Можно ли считать написанные строки признанием любви к ней или, к примеру, началом новой повести? Привычку набрасывать собственные фантазии краткими фрагментами на любых записках, а в итоге собирать из них целые главы она знала у Жиля достаточно хорошо. Он много писал, она никогда не видела, чтобы кто-то так много писал, как он. Зачем, когда пишешь, этак рваться на войну? Какая, к черту, война, когда застывающий, будто остекленевший взгляд раз за разом все больше утверждал отсутствие Кольвена в этой реальности, где стреляют. Да, ему пришлось несладко. Начало борьбы с Германией и оккупация застали его совсем юношей. Почти мальчиком. Окончание же боевых действий он встречал в форме. Но то была необходимость. Что он делал сейчас? Зачем?

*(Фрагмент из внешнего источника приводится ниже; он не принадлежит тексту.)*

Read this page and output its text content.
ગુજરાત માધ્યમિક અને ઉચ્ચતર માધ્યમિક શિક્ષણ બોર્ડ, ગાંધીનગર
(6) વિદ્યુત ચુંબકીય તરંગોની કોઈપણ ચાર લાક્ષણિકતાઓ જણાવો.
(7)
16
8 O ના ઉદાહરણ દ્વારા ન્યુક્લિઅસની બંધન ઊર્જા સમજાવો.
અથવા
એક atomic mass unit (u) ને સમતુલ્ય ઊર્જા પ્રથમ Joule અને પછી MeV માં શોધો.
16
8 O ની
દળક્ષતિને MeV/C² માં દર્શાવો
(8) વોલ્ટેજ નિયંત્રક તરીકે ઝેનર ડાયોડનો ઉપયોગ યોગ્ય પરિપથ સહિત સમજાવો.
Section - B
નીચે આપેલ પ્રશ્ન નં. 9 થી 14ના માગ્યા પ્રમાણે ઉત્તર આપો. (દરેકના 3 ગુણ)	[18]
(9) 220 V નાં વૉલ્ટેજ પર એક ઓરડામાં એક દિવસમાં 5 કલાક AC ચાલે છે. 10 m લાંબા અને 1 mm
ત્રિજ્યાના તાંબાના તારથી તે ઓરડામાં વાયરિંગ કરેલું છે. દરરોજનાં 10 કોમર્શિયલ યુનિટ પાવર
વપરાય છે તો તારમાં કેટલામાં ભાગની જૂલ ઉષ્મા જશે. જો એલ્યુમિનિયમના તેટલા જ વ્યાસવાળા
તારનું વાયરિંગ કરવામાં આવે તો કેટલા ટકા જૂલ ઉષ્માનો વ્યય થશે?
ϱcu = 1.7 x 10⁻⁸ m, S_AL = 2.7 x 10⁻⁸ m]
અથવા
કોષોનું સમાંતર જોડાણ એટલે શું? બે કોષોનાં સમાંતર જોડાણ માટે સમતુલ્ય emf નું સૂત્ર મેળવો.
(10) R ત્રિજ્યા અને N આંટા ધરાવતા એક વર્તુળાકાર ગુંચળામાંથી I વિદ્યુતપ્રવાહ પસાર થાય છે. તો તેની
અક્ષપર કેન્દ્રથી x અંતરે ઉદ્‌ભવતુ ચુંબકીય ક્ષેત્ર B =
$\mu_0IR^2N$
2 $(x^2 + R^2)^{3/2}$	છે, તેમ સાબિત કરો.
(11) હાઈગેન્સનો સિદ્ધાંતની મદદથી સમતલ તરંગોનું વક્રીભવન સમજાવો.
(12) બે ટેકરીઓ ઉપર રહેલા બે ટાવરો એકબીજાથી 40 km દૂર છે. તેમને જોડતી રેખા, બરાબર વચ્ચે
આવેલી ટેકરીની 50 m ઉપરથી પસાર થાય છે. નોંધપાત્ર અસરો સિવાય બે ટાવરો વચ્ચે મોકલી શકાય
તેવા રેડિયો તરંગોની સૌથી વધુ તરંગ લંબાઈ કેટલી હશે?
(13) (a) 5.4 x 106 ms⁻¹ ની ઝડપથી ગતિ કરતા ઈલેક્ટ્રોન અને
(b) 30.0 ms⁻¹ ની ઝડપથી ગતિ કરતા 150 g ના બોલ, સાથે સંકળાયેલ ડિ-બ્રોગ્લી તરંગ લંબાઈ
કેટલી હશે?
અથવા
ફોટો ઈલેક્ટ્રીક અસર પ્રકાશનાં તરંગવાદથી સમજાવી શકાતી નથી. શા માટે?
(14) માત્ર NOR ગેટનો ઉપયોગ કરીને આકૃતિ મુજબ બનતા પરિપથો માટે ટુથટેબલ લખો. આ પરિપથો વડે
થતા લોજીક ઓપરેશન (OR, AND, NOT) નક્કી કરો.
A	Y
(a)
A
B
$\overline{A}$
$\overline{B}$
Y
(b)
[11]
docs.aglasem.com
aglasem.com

«А еще у тебя глаза, должно быть, ровно такого оттенка серебра, который имеют звезды. Никогда прежде не видал я таких глаз, моя дорогая. Вот только ночное небо растворяется в рассветных лучах. И какая-то чужая женщина, не ты, совсем другая — серая и сизая, бесцветная, чьего имени я потом никогда не буду помнить, принесет одно только разочарование. В темноте так легко хранить иллюзии. С солнечным светом они исчезают. Ты этого не знаешь, дай бог тебе этого не узнать».
Еще страница. И снова портрет. Теперь вполне приличный. И, кажется, частично срисованный с ее же фото в военной форме, которое Жиль сделал, когда они только приехали. Невозможное открытие! Совершенно лишнее, обременяющее, ненужное!
Аньес торопливо пролистала альбом дальше и нашла несколько рисунков, на которых угадывала себя. И это уж чересчур! Она быстро захлопнула альбом, еще мгновение смотрела на него, недоумевая, и сунула в вещмешок, подальше от глаз. Кожа взмокла сильнее, чем было до того от духоты. Дышалось с трудом.